4. Using machine learning to automate repetitive security tasks
The real benefit of machine learning is that it could automate repetitive tasks, enabling staff to focus on more important work. Palmer says that machine learning ultimately should aim to “remove the need for humans to do repetitive, low value decision making activity, like triaging threat intelligence. “Let the machines handle the repetitive work and the tactical firefighting like interrupting ransomware, so that the humans can free up time to deal with strategic issues — like modernizing off Windows XP — instead.”
Booz Allen Hamilton has gone down this route, reportedly using AI tools to more efficiently allocate human security resources, triaging threats so workers could focus on the most critical attacks.
5. Using machine learning to close zero-day vulnerabilities
Some believe that machine learning could help close vulnerabilities, particularly zero-day threats and others that target largely unsecured IoT devices. There has been proactive work in this area: A team at Arizona State University used machine learning to monitor traffic on the dark web to identify data relating to zero-day exploits, according to Forbes.
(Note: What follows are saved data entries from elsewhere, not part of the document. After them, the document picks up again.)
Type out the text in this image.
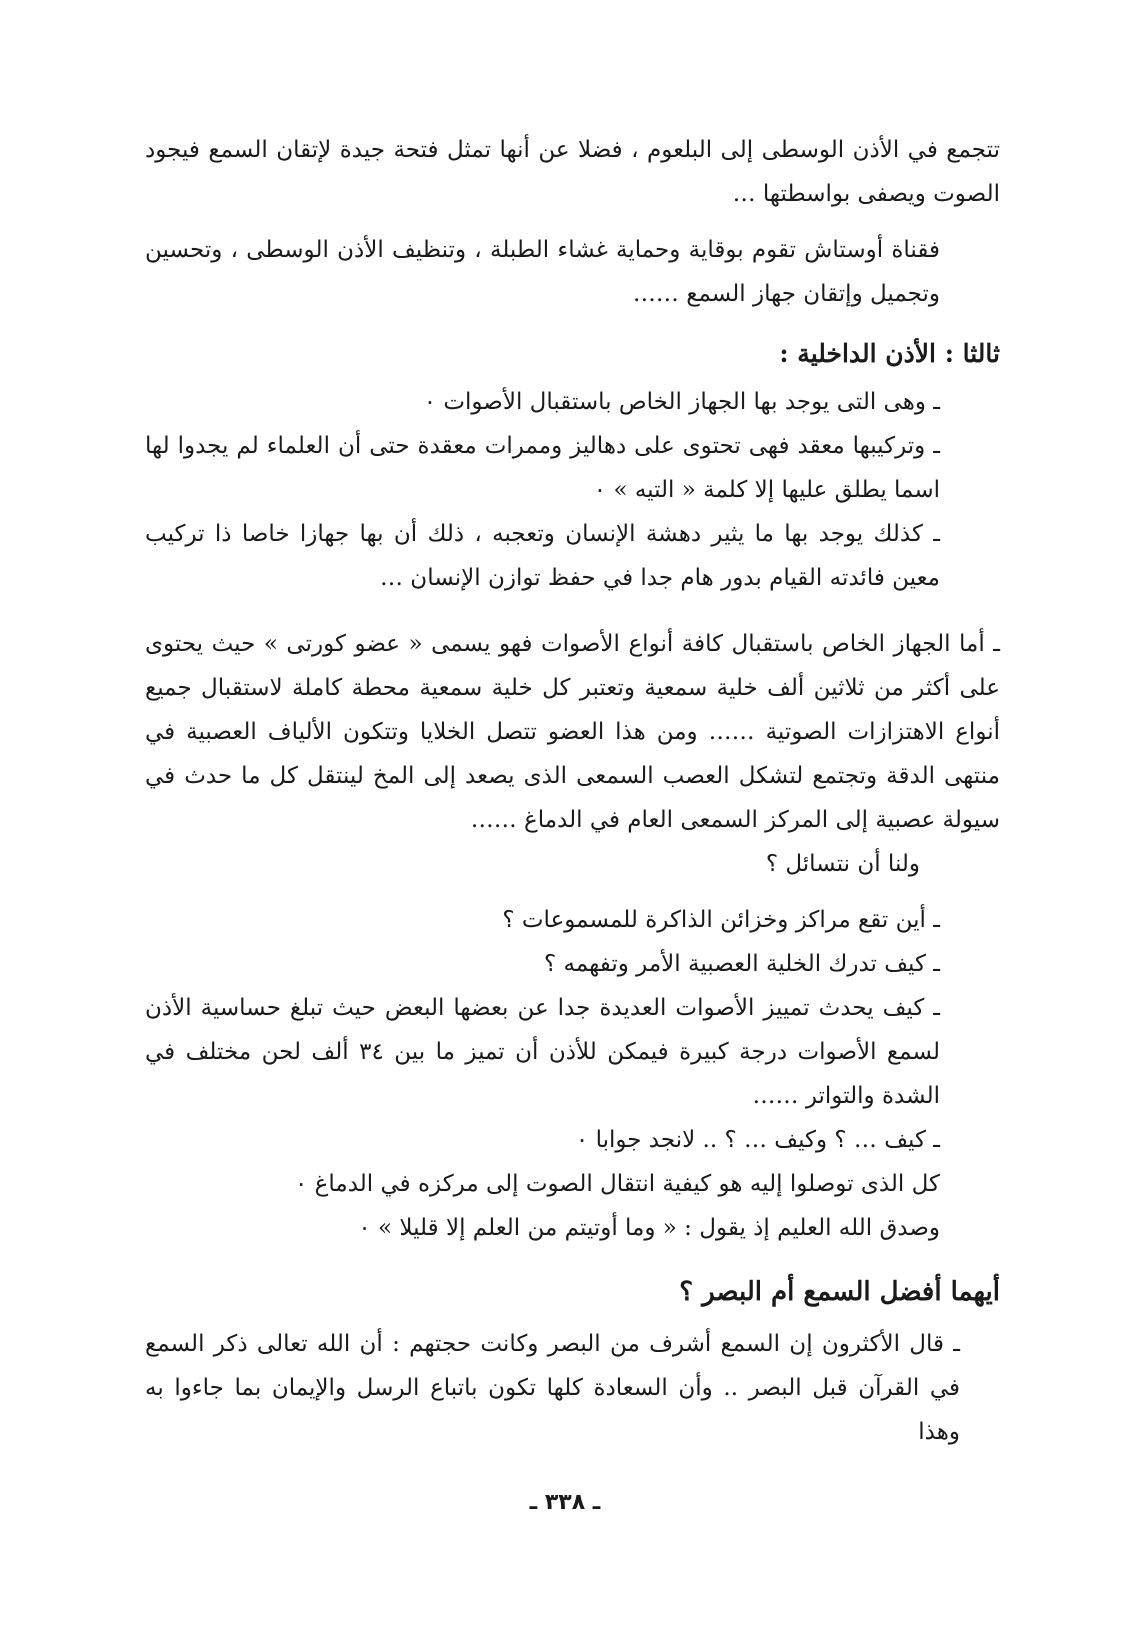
تتجمع في الأذن الوسطى إلى البلعوم ، فضلا عن أنها تمثل فتحة جيدة لإتقان السمع فيجود الصوت ويصفى بواسطتها …

فقناة أوستاش تقوم بوقاية وحماية غشاء الطبلة ، وتنظيف الأذن الوسطى ، وتحسين وتجميل وإتقان جهاز السمع ……

ثالثا : الأذن الداخلية :

ـ وهى التى يوجد بها الجهاز الخاص باستقبال الأصوات ٠

ـ وتركيبها معقد فهى تحتوى على دهاليز وممرات معقدة حتى أن العلماء لم يجدوا لها اسما يطلق عليها إلا كلمة « التيه » ٠

ـ كذلك يوجد بها ما يثير دهشة الإنسان وتعجبه ، ذلك أن بها جهازا خاصا ذا تركيب معين فائدته القيام بدور هام جدا في حفظ توازن الإنسان …

ـ أما الجهاز الخاص باستقبال كافة أنواع الأصوات فهو يسمى « عضو كورتى » حيث يحتوى على أكثر من ثلاثين ألف خلية سمعية وتعتبر كل خلية سمعية محطة كاملة لاستقبال جميع أنواع الاهتزازات الصوتية …… ومن هذا العضو تتصل الخلايا وتتكون الألياف العصبية في منتهى الدقة وتجتمع لتشكل العصب السمعى الذى يصعد إلى المخ لينتقل كل ما حدث في سيولة عصبية إلى المركز السمعى العام في الدماغ ……

ولنا أن نتسائل ؟

ـ أين تقع مراكز وخزائن الذاكرة للمسموعات ؟

ـ كيف تدرك الخلية العصبية الأمر وتفهمه ؟

ـ كيف يحدث تمييز الأصوات العديدة جدا عن بعضها البعض حيث تبلغ حساسية الأذن لسمع الأصوات درجة كبيرة فيمكن للأذن أن تميز ما بين ٣٤ ألف لحن مختلف في الشدة والتواتر ……

ـ كيف … ؟ وكيف … ؟ .. لانجد جوابا ٠

كل الذى توصلوا إليه هو كيفية انتقال الصوت إلى مركزه في الدماغ ٠

وصدق الله العليم إذ يقول : « وما أوتيتم من العلم إلا قليلا » ٠

أيهما أفضل السمع أم البصر ؟

ـ قال الأكثرون إن السمع أشرف من البصر وكانت حجتهم : أن الله تعالى ذكر السمع في القرآن قبل البصر .. وأن السعادة كلها تكون باتباع الرسل والإيمان بما جاءوا به وهذا

ـ ٣٣٨ ـ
Armed with this type of insight, organizations could potentially close vulnerabilities and stop patch exploits before they result in a data breach.
Hype and misunderstanding muddies the landscape
However, machine learning is no silver bullet, not least for an industry still experimenting with these technologies in proof of concepts. There are numerous pitfalls. Machine learning systems sometimes report false positives (from unsupervised learning systems where the algorithms infer categories based on data), while some analysts have spoken candidly about how machine learning in security can represent a “black box” solution, where CISOs aren’t totally sure what’s “under the hood.” They are thus forced to place their trust and responsibility on the shoulders of the vendor – and the machines.
This idea of trust isn’t ideal in a world where some security solutions may not even be doing machine learning, after all. “Most of the machine learning inventions that have been touted aren’t really doing any learning ‘on the job’ within the customer’s environment,” said Palmer. “Instead, they have models trained on malware samples in a vendor’s cloud and are downloaded to customer businesses like antivirus signatures. This isn’t particularly progressive in terms of customer security and remains fundamentally backward looking.”
Furthermore, on these training data samples — required for the algorithms to learn their models before being put to use in the ‘real’ world — there’s the suggestion that poor data and implementation will result in even poorer results. “Machine learning is only as good as the input information you provide it (garbage in, garbage out),” says Gold. “So, if your machine learning algorithms are not well designed, the results won’t be very useful. Having algorithms that work on training data sets in the lab is one thing, but one of the biggest challenges around machine learning cyber defense is getting it working at scale in live, complex networks.”